Bitte aber den Hinweis im JavaDoc vom DefaultTreeModel zum Thema serialisieren beachten.

Viele Grüße,
David


----------



## fl_ex (17. Nov 2010)

inwiefern "einfach serialisieren" ?....
bin noch eher ein Neuling


----------



## dku (17. Nov 2010)

Schau mal hier ;-)

Java ist auch eine Insel – 12.14 Persistente Objekte und Serialisierung

Das Buch ist für den Einstieg eh zu empfehlen, gibt einen ganz guten Überblick für den Einstieg in die Materie Java.


----------



## fl_ex (17. Nov 2010)

Hast du das jetzt nur geschrieben?
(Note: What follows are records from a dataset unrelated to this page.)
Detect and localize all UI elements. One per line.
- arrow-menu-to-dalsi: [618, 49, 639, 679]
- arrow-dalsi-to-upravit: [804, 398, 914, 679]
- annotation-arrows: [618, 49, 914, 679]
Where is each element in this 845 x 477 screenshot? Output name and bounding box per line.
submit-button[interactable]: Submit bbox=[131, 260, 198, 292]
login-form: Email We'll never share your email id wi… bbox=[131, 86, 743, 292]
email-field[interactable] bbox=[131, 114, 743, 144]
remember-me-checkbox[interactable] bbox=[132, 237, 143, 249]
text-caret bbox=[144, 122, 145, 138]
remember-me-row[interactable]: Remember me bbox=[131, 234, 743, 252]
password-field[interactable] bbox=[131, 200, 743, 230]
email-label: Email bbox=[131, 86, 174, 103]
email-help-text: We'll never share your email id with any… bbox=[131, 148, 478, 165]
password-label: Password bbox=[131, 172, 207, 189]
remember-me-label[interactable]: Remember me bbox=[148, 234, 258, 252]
Oder auch vorher meinen Quellcode angeschaut?^^ 
Da steht das es nur für Beans funktioniert... Und das hab ich ja nicht wirklich so... :/


----------



## dku (17. Nov 2010)

Ein bisschen weiterlesen, bis zum Punkt  "Die Schnittstelle Serializable" 

Habe deinen Quellcode nicht im ganzen gelesen, aber da ich das DefaulTreeModel entdeckt habe, bin ich davon ausgegangen, dass du es auch benutzt ;-)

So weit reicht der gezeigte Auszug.